While men may experience feelings of exhilaration and omnipotence in their edgework experiences, this research showed that when reflecting on their behaviour young women were more likely to feel ambivalent about it. They viewed such risk-taking activities as irrational and expressed feelings of guilt and shame about the violent and criminal activities in which they engaged. They may have felt in control at the time of the behaviour, but when they looked back at what they had done viewed it as being ‘out-of-control’ and as ‘going too far’. In interpreting their behaviour in this way, the young women are drawing on discourses of normative femininity, which position such behaviours as abnormal and inappropriate for women.

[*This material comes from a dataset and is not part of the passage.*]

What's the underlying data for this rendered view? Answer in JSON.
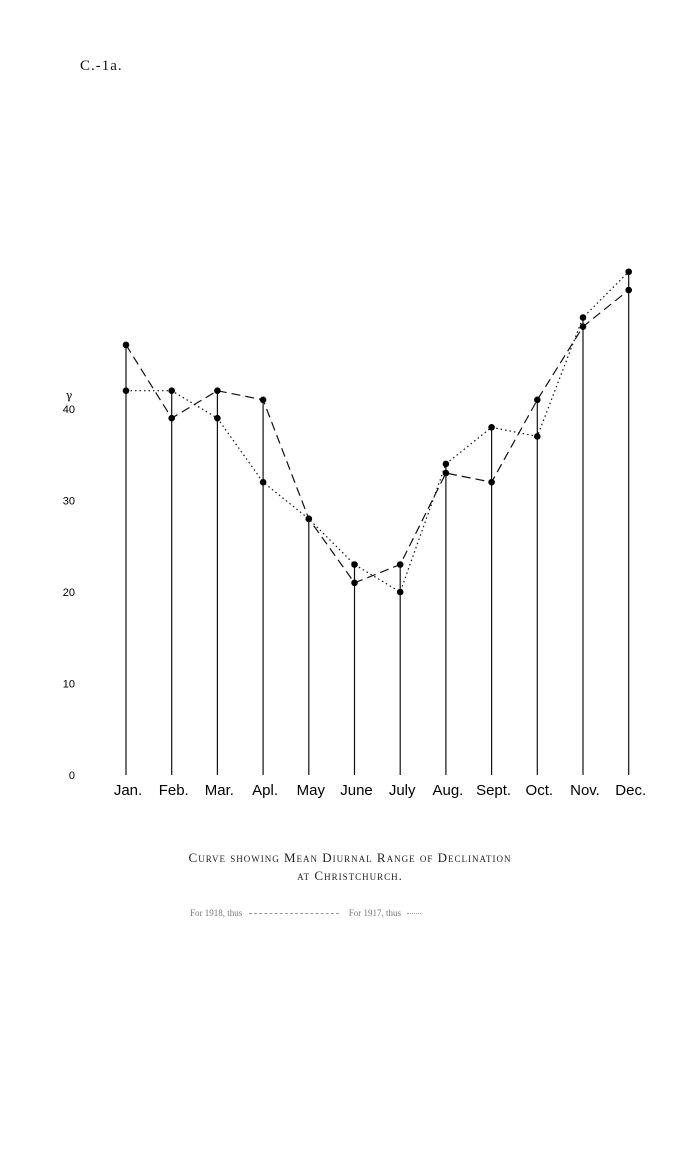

As this research suggests, edgework has many different nuances. It is not simply about evoking and controlling intense emotion. It is not simply about engaging in risk-taking as part of legally sanctioned and expensive leisure pursuits. Edgework also incorporates criminal behaviour, perhaps one of the few avenues for members of the underclass to seek out risky pursuits. It may not represent an escape from the banality of the safety and routines of a privileged life, but may also be a way of escaping the misery of a life including experiences of abuse, poverty and family dysfunction.

Reference

Bachelor, S. (2007) ‘Getting mad wi’ it’: risk seeking by young women. In Hannah-Moffat, K. and O’Malley, P. (eds), Gendered Risks. Milton Park: Routledge-Cavendish, pp. 205—28.